Eric – It’s hard not to be optimistic about a Kentucky basketball season. Last year’s team was flawed – it lacked length on the wing. Kahlil Whitney was the closest thing to it and he left the program a month in – but still won the SEC and looked the part heading into March. Boston and Clarke both instantly fill the aforementioned void, and should do so resoundingly. The veteran presence at the point guard and center positions will stabilize the talented young core when times get tough. The blend of leadership and raw talent on this team is too perfect not to work, so I’m going 24-3. They’ll win their big four out-of-conference games (Kansas, Notre Dame, UCLA, Texas) but I think, as all do, they’ll trip up one night against a foe such as Auburn or Florida.

The season has yet to begin, but that doesn’t mean we can’t forecast into the games we don’t know yet. So, how far do the Cats go in March? Do they capture their elusive ninth championship?

Eric –  Predicting championships is a slippery slope; there’s no way to exceed that performance and it only gives people more of a reason to be upset if the team falls short. But like I said, last year’s team had a real chance to bring it home despite not being close to a complete team. Those issues should be a thing of the past. A big man with consistent production on the boards? Check. Length on the wing that can be productive on both the offensive and defensive ends? Check. An abundance of natural scorers that can get a bucket off the dribble? Check. This team has an absurd amount of talent on the bench too. If Kentucky can switch people in and out constantly and outrun teams while hardly breaking a sweat, they’ll be in a good position to do something really special.

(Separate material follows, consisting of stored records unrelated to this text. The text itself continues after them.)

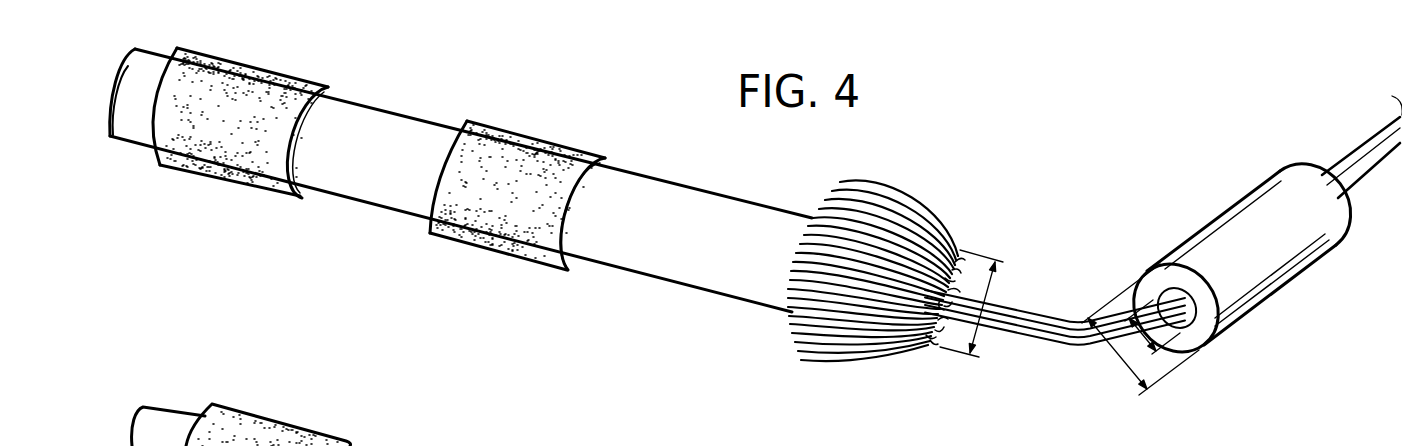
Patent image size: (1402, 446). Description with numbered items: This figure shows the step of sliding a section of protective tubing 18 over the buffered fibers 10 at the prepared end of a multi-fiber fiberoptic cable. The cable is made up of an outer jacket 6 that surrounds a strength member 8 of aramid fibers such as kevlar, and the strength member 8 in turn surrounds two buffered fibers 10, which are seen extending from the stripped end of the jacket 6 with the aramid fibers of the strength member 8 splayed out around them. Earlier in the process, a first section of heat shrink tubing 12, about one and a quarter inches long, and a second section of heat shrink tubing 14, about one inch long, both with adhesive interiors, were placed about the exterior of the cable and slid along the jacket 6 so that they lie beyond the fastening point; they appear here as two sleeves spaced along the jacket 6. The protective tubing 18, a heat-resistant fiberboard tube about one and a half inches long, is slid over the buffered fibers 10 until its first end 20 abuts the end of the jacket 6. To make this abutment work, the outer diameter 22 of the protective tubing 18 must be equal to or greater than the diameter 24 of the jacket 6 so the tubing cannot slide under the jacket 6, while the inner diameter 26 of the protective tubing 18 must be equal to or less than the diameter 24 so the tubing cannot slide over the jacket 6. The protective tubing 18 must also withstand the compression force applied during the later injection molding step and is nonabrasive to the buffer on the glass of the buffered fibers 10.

The outer jacket 6 is at (676, 195).
The strength member 8 is at (902, 206).
The buffered fibers 10 is at (1358, 140).
The first section of heat shrink tubing 12 is at (293, 73).
The second section of heat shrink tubing 14 is at (512, 142).
The protective tubing 18 is at (1300, 268).
The first end of the protective tubing 20 is at (1145, 278).
The outer diameter of the protective tubing 22 is at (1115, 350).
The diameter of the jacket 24 is at (984, 334).
The inner diameter of the protective tubing 26 is at (1160, 360).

Barkley – This team has everything needed to win a national championship. Young superstars, experienced veterans, length, depth, etc.; you name it, Kentucky has it. Cal always has his teams ready by March. I cautiously say that Kentucky is due for a first round upset – they’ve never lost in the Round of 64 under Calipari – but if they advance from there, this team is Final Four caliber, which means it has a chance to win it all.

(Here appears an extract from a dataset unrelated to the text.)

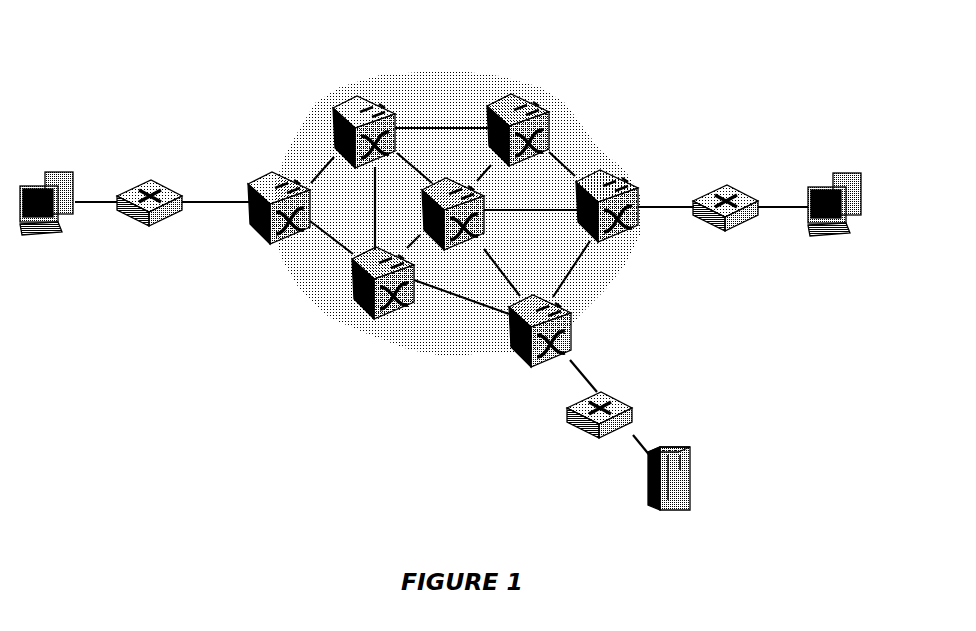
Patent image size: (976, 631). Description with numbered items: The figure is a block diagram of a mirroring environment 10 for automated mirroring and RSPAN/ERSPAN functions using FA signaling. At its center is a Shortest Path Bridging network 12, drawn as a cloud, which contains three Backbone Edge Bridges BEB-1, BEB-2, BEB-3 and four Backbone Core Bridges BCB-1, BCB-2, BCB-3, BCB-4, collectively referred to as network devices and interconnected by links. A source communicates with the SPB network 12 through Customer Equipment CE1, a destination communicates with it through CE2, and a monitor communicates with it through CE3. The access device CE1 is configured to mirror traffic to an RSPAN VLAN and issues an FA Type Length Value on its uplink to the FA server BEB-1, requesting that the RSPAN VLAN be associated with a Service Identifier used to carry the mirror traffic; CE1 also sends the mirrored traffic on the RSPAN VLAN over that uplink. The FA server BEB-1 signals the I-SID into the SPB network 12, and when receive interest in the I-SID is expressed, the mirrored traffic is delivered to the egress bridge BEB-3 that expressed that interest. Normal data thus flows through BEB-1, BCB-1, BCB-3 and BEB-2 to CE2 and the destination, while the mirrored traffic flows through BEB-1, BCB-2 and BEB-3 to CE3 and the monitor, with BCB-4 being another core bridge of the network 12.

Braden – The only thing I’m certain of is that this year’s team represents the best chance for the Cats to win it all since the historic 2015 squad. You never know how the regions will shape up. Duke and Michigan State were Final Four picks for many analysts two seasons ago, and ended up in the same bracket portion. Because of that, I’m hesitant to make any drastic prognostications. Anything less than the Elite Eight will probably be viewed as a disappointment.